As chuvas e os ventos tiveram mais impacto na ilha e nos seus habitantes do que nos barcos. Os negócios fecharam, várias pontes caíram e as ruas ficaram intransitáveis. A ilha, por um dia, esteve completamente inoperacional. As águas que rodeiam a ilha estavam cobertas de lixo, arrastado das montanhas e das vilas.

Entre as chuvadas e os dias mais amenos foi possível levar o alternador e o motor de arranque ao mecânico, estando prontos para serem utilizados, caso seja necessário. Esta semana foi também possível ir à capital da ilha, Castries, para oficializar uns documentos que têm de ser enviados para Macau, nomeadamente, duas procurações para uns amigos ficarem avalizados a tratarem dos nossos assuntos junto das entidades da Região Administrativa Especial de Macau, e uma declaração para a minha mulher, a explicar a razão da minha tão prolongada ausência do território, que foi pedida pelos Serviços de Identificação. Sabe-se lá porquê!?

Entretanto, com toda esta chuva e a necessidade de manter a embarcação fechada na maioria do tempo, a nossa menina também se ressentiu da falta de ar fresco. Passados dois ou três dias das meninas do veleiro brasileiro aparecerem com sintomas gripais, a Maria começou também com o nariz a escorrer e alguma febre. Sintomas que foram de imediato medicados e acompanhados com toda a atenção. Dois dias mais tarde já estava completamente recuperada mas, como medida de precaução, mantive a toma do xarope por mais uns dias para evitar uma recaída. Por sorte, não perdeu o apetite nem ficou sem energia, o que é sempre bom sinal.

Continuamos, apesar de todos estes atrasos e adiamentos, com a mesma intenção de sair de Martinica, rumo às Antilhas Holandesas, a 15 deste mês. A passagem pelo território francês irá ser mais rápida do que inicialmente estava programado, para desespero de parte da tripulação do Gentileza. São umas baguetes e uns croissants a menos que iremos comer!

O tempo que iremos estar em Martinica será usado, essencialmente, para abastecer os veleiros, verificar se está tudo em ordem e consertar o que for necessário.
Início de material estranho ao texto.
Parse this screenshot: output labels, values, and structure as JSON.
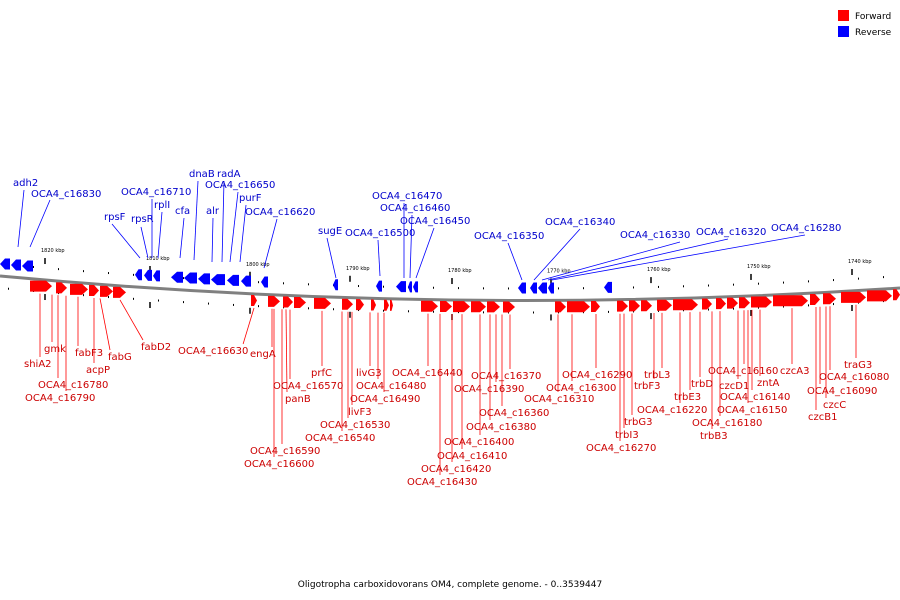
{
  "caption": "Oligotropha carboxidovorans OM4, complete genome. - 0..3539447",
  "legend": [
    {
      "label": "Forward",
      "color": "#ff0000"
    },
    {
      "label": "Reverse",
      "color": "#0000ff"
    }
  ],
  "colors": {
    "forward": "#ff0000",
    "reverse": "#0000ff",
    "forward_text": "#cc0000",
    "reverse_text": "#0000cc",
    "backbone": "#808080"
  },
  "scale_ticks": [
    "1820 kbp",
    "1810 kbp",
    "1800 kbp",
    "1790 kbp",
    "1780 kbp",
    "1770 kbp",
    "1760 kbp",
    "1750 kbp",
    "1740 kbp"
  ],
  "reverse_labels": [
    "adh2",
    "OCA4_c16830",
    "rpsF",
    "rpsR",
    "OCA4_c16710",
    "rplI",
    "cfa",
    "dnaB",
    "radA",
    "alr",
    "OCA4_c16650",
    "purF",
    "OCA4_c16620",
    "sugE",
    "OCA4_c16500",
    "OCA4_c16470",
    "OCA4_c16460",
    "OCA4_c16450",
    "OCA4_c16350",
    "OCA4_c16340",
    "OCA4_c16330",
    "OCA4_c16320",
    "OCA4_c16280"
  ],
  "forward_labels": [
    "shiA2",
    "gmk",
    "fabF3",
    "acpP",
    "fabG",
    "fabD2",
    "OCA4_c16780",
    "OCA4_c16790",
    "OCA4_c16630",
    "engA",
    "prfC",
    "OCA4_c16570",
    "panB",
    "OCA4_c16590",
    "OCA4_c16600",
    "livG3",
    "OCA4_c16480",
    "OCA4_c16490",
    "livF3",
    "OCA4_c16530",
    "OCA4_c16540",
    "OCA4_c16440",
    "OCA4_c16370",
    "OCA4_c16390",
    "OCA4_c16360",
    "OCA4_c16380",
    "OCA4_c16400",
    "OCA4_c16410",
    "OCA4_c16420",
    "OCA4_c16430",
    "OCA4_c16290",
    "OCA4_c16300",
    "OCA4_c16310",
    "trbL3",
    "trbF3",
    "trbG3",
    "trbI3",
    "OCA4_c16270",
    "trbE3",
    "OCA4_c16220",
    "trbD",
    "OCA4_c16160",
    "czcD1",
    "zntA",
    "czcA3",
    "OCA4_c16140",
    "OCA4_c16150",
    "OCA4_c16180",
    "trbB3",
    "OCA4_c16080",
    "OCA4_c16090",
    "czcC",
    "czcB1",
    "traG3"
  ]
}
Iremos ver se será possível alugar uma viatura para visitar a cidade de Saint Pierre, no norte de Martinica, visto que os nossos companheiros de viagem fazem questão de conhecer a localidade. Nós já lá estivemos duas vezes, pelo que iremos servir de guias.

Saint Pierre foi a primeira capital da ilha, sendo completamente devastada pela erupção do vulcão (Monte Peleé) a 8 de Maio de 1902, causando a morte a mais de trinta mil pessoas. Foi depois desta tragédia que Fort-de-France passou a ser a capital.

No regresso a Saint Anne, no extremo sul de Martinica, deveremos parar na capital e “visitar” o maior supermercado (Carrefour-Dillon) para comprar o que não conseguimos encontrar nas sucursais mais pequenas espelhadas por Le Marin.